SAN FRANCISCO (Reuters) - California’s economy, the world’s eighth largest, will struggle through a worse than expected recession and will not begin to recover until next year, with normal growth resuming late in 2010, a UCLA Anderson Forecast report released on Wednesday said.
But even in recovery, the Golden State will suffer a high level of unemployment -- 10.5 percent in February, its highest level in nearly 26 years, the report said.
“The current forecast reflects a deeper and longer recession than we previously thought,” the forecasting unit’s report said.
“Overall our outlook for California is for a very weak first three quarters of 2009 and virtually no-growth in the fourth.
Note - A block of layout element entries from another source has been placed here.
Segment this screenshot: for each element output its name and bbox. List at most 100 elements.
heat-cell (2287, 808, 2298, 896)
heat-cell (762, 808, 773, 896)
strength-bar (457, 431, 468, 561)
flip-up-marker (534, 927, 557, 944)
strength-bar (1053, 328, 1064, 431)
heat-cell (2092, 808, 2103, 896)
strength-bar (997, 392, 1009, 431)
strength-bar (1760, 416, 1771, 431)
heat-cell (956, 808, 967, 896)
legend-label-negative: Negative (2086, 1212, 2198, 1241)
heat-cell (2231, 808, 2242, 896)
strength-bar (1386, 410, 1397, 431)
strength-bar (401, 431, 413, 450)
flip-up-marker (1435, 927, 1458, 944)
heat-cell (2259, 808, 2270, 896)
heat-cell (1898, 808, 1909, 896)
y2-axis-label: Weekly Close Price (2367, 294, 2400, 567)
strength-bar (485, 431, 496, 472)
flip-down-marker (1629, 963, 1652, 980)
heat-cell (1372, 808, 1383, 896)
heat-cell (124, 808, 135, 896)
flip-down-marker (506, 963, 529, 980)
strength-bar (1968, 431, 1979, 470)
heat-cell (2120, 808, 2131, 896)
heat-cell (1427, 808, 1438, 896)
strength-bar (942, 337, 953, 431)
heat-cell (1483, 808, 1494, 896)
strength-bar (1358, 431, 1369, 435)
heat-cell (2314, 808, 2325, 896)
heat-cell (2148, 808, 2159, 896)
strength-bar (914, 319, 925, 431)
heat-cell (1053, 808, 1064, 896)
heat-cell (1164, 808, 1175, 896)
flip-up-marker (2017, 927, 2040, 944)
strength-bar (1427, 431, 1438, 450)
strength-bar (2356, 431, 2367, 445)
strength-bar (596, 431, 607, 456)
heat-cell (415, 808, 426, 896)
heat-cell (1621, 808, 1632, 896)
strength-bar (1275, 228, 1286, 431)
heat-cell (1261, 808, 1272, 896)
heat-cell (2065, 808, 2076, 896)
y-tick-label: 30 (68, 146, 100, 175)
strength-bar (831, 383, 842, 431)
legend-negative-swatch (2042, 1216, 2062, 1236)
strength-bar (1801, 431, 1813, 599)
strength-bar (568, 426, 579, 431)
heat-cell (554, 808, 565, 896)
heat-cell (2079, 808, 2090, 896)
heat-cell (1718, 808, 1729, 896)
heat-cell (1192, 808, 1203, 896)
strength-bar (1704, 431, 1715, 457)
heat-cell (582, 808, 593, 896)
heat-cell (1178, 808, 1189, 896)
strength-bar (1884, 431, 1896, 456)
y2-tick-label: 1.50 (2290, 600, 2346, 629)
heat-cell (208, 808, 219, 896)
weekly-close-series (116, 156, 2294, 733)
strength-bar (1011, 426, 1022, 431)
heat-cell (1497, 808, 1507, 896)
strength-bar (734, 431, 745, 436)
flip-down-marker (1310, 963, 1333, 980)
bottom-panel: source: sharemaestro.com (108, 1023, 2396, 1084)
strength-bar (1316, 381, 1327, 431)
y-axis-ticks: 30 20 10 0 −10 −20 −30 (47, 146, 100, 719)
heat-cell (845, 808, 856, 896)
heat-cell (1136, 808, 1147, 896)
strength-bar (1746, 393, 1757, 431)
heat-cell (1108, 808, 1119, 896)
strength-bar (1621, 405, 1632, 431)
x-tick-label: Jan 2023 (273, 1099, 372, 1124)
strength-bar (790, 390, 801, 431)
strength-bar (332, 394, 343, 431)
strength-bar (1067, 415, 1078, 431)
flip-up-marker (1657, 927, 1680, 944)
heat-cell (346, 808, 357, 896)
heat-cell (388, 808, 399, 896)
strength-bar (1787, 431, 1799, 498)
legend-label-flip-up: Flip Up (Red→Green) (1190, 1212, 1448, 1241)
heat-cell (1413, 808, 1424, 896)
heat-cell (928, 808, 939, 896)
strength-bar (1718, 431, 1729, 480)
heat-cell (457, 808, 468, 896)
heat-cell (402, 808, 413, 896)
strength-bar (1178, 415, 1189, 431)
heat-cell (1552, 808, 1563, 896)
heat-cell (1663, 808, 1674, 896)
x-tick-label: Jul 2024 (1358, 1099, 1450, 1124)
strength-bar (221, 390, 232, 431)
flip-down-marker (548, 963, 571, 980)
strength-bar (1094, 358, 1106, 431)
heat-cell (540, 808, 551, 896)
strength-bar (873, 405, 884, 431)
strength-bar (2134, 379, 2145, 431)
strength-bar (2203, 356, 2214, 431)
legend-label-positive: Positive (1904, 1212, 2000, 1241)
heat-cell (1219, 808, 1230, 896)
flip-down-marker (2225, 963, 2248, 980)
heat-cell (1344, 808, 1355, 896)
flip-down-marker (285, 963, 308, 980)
The economy will begin to pick up in 2010 and by the end of 2010 will be growing at more normal levels.”
The forecasting unit’s view of California’s economy in December had been “somewhat pessimistic.” Since then it has turned considerably more pessimistic.
“What we did not realize was how fast things would deteriorate,” the report said, adding that California’s current slump could go down in the books as its worst downturn since the end of World War II.
California’s economy has, along with the rest of the United States, been hurt by consumers reining in spending. Disarray in the financial sector also froze nonresidential construction while housing remains in a slump, said Jerry Nickelsburg, a senior economist with the unit.
Shrinking trade has also hurt California’s economy, whose ports are major gateways for imports and exports crossing the Pacific Ocean.
“When U.S. consumption turns down, that’s really amplified in California,” Nickelsburg said.
A rebound in trade is one of the keys to California’s economic recovery along with renewed building and the return of shoppers to malls, according the UCLA Anderson report.
Until those activities improve, California’s economy will stagger. “As the recession deepens, the diverse engines of California’s economy find themselves running on fumes,” the report said.
Federal stimulus money for public works will come too late to be of much help to California’s jobs market this year and it may be held back in the future if the state government raises taxes, which may discourage companies from staying in or moving into the state, the report said.
California’s jobs market will worsen, with the state averaging an 11.7 percent unemployment rate this year and high unemployment persisting after this recession’s wave of layoffs ends because the state is not producing enough jobs for new entrants to its labor force, the report said.
Amid all the gloom, there are some bright spots in California’s economy -- including its battered housing market.
Home prices in California remain under pressure because of foreclosures, but investors are snapping them up. Additionally, home builders are barely building so the state’s housing inventory is shrinking. Both may help stabilize home prices, perhaps as soon as later this year, according to Nickelsburg.